Prosegue l’ondata di tentativi di truffa ai danni degli anziani nel territorio pordenonese, ma questa volta senza conseguenze: nelle giornate di ieri e oggi, 24 e 25 marzo, ben undici raggiri sono stati evitati grazie alla prontezza delle vittime, che hanno riconosciuto l’inganno e allertato immediatamente le forze dell’ordine.
A segnalarlo è la Centrale Operativa dei Carabinieri di Pordenone, che ha ricevuto le chiamate degli anziani contattati da falsi militari. In tutti i casi, le persone prese di mira – in prevalenza donne – hanno interrotto la conversazione e chiamato il 112, seguendo le indicazioni più volte diffuse dall’Arma nelle campagne di prevenzione.

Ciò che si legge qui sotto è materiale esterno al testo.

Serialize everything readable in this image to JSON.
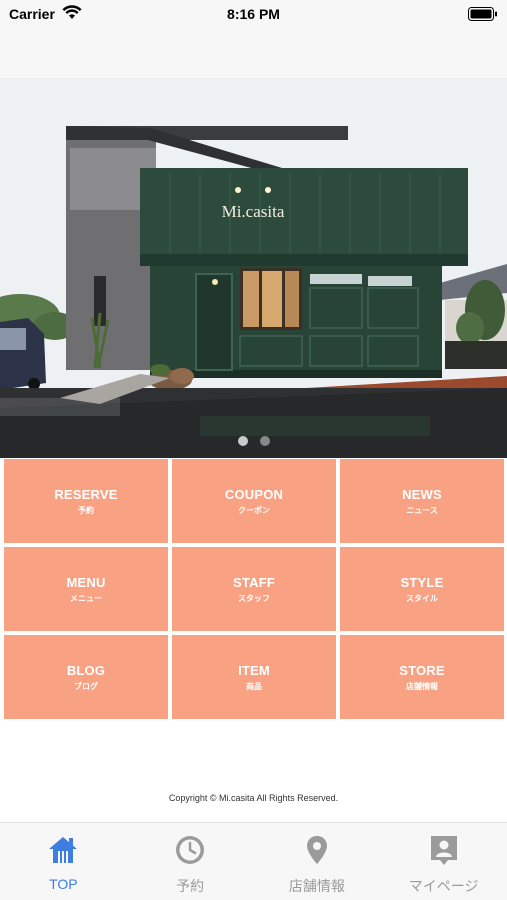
{
  "status": {
    "carrier": "Carrier",
    "time": "8:16 PM"
  },
  "hero": {
    "sign_text": "Mi.casita",
    "slides": [
      "slide-1",
      "slide-2"
    ],
    "active_slide": 1
  },
  "menu": [
    {
      "en": "RESERVE",
      "jp": "予約"
    },
    {
      "en": "COUPON",
      "jp": "クーポン"
    },
    {
      "en": "NEWS",
      "jp": "ニュース"
    },
    {
      "en": "MENU",
      "jp": "メニュー"
    },
    {
      "en": "STAFF",
      "jp": "スタッフ"
    },
    {
      "en": "STYLE",
      "jp": "スタイル"
    },
    {
      "en": "BLOG",
      "jp": "ブログ"
    },
    {
      "en": "ITEM",
      "jp": "商品"
    },
    {
      "en": "STORE",
      "jp": "店舗情報"
    }
  ],
  "copyright": "Copyright © Mi.casita All Rights Reserved.",
  "tabs": [
    {
      "label": "TOP",
      "icon": "home-icon",
      "active": true
    },
    {
      "label": "予約",
      "icon": "clock-icon",
      "active": false
    },
    {
      "label": "店舗情報",
      "icon": "map-pin-icon",
      "active": false
    },
    {
      "label": "マイページ",
      "icon": "person-badge-icon",
      "active": false
    }
  ],
  "colors": {
    "tile": "#f9a283",
    "tab_active": "#3d7ee0",
    "tab_inactive": "#9b9b9b",
    "storefront": "#2b4a3c"
  }
}
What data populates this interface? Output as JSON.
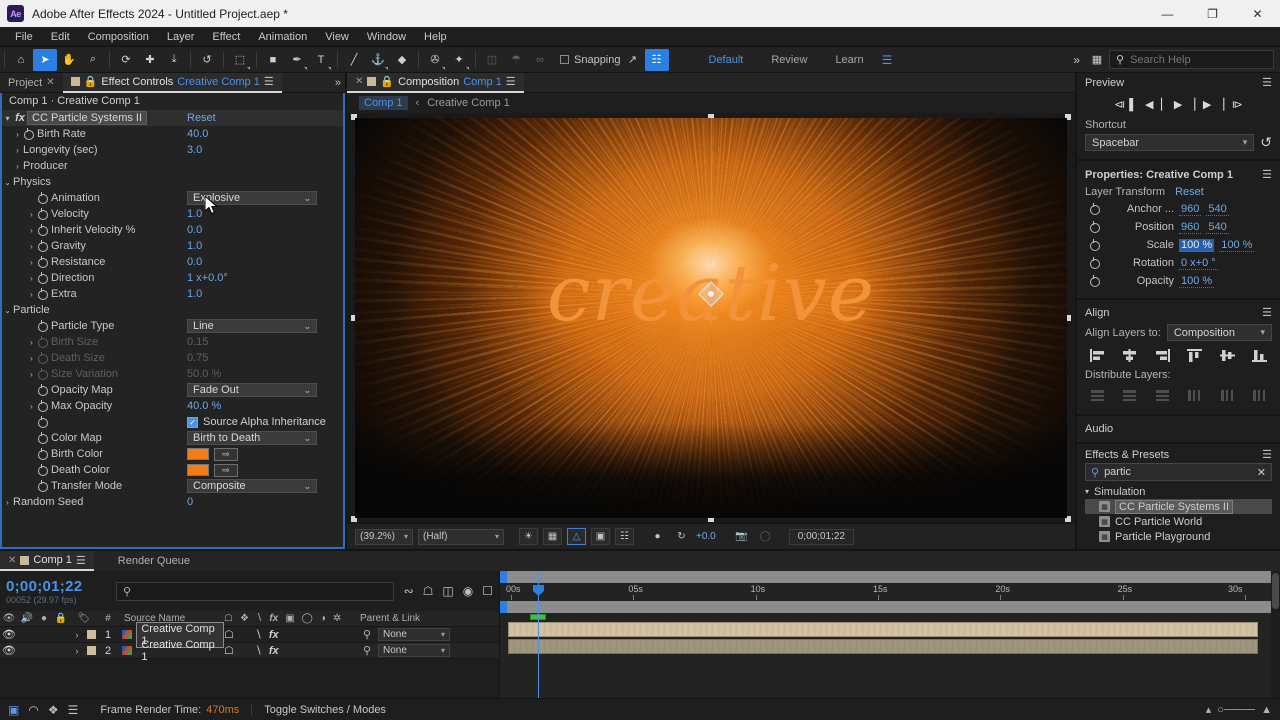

Il copione e i tentativi di truffa.
Le modalità utilizzate dai truffatori sono ormai note e si ripetono con schemi consolidati. Al telefono, i malviventi si spacciano per carabinieri e raccontano di un presunto incidente stradale causato da un familiare, chiedendo denaro per coprire spese legali urgenti ed evitare conseguenze più gravi.
In altri casi, invece, viene simulato il coinvolgimento di un parente in un furto di gioielli: alla vittima viene chiesto di consegnare i propri monili per un presunto “controllo”, che servirebbe a scagionare il familiare dalle accuse.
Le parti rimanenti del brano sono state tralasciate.